Days after David Blunkett, the Secretary of State for Education, said he wanted schools to enter more younger pupils for GCSE, Nirav Gathani from Watford in Hertfordshire became the youngest candidate to pass a higher-level GCSE. Nirav, who studied at Ryde College in north-west London for four hours a week, got a grade B for information systems - a computer- based subject.

He said: "Near the exam I was working for about two hours a day but I was also playing football, riding my bike and on my Playstation."

Mike Ryde, the managing director of the college, said: "99.9 per cent of children can take a GCSE early given the right motivation. This is not about prodigies and whiz-kids. It is about giving normal kids an opportunity to learn."

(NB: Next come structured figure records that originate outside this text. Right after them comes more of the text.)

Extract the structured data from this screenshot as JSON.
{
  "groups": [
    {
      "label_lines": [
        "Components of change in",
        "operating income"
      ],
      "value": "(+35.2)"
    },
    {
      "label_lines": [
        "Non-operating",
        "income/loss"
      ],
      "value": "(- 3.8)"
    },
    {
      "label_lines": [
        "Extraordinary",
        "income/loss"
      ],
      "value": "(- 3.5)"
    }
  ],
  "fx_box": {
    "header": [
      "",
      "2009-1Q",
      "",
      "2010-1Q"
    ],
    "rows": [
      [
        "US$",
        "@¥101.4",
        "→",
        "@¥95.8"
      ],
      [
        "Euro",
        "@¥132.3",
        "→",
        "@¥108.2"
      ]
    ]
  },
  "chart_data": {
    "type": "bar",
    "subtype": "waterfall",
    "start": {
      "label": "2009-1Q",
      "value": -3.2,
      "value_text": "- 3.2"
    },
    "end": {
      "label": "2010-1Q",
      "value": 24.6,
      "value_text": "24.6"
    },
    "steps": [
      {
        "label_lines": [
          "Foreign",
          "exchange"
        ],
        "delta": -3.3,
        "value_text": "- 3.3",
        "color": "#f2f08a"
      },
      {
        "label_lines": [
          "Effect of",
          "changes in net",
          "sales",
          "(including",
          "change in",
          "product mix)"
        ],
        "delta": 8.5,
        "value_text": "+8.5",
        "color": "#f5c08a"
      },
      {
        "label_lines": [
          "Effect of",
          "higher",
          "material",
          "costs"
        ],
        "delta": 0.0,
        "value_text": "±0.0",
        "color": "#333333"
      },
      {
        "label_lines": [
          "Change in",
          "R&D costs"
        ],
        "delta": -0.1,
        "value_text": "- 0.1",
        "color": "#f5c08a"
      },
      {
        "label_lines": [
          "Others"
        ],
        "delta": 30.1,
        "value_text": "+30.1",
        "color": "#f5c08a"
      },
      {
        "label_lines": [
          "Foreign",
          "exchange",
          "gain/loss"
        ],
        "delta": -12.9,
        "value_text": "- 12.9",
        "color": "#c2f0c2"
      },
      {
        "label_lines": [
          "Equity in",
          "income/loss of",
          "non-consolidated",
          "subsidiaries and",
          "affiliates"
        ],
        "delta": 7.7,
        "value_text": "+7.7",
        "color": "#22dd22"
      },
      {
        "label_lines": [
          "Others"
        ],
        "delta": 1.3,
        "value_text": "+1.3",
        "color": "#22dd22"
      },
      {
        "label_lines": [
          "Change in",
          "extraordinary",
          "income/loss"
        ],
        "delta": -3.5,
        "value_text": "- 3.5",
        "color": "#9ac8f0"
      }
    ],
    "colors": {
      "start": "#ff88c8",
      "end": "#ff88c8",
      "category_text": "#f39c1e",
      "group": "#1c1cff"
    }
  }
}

In Basingstoke, Hampshire, nine-year-old Maiuran Chandrakumaran won pounds 1,000 from his father after gaining a B in mathematics. His father, a surgeon at North Hampshire Hospital, bet him he would only get a C. Maiuran was taught at home by his father.

At Clifton Lodge, a west London prep school, three 11-year-olds were awarded A grades in maths. David Blumlein, the head, said: "Modern education people get it all wrong. Boys like to get on and feel they have achieved."

Twelve-year-old Paul Brad-ley and his 62-year-old grandmother, Ann Bowen, both achieved B grades in art. Mrs Bowen was so impressed by Paul's skills they both attended weekly night classes at a local college for two years.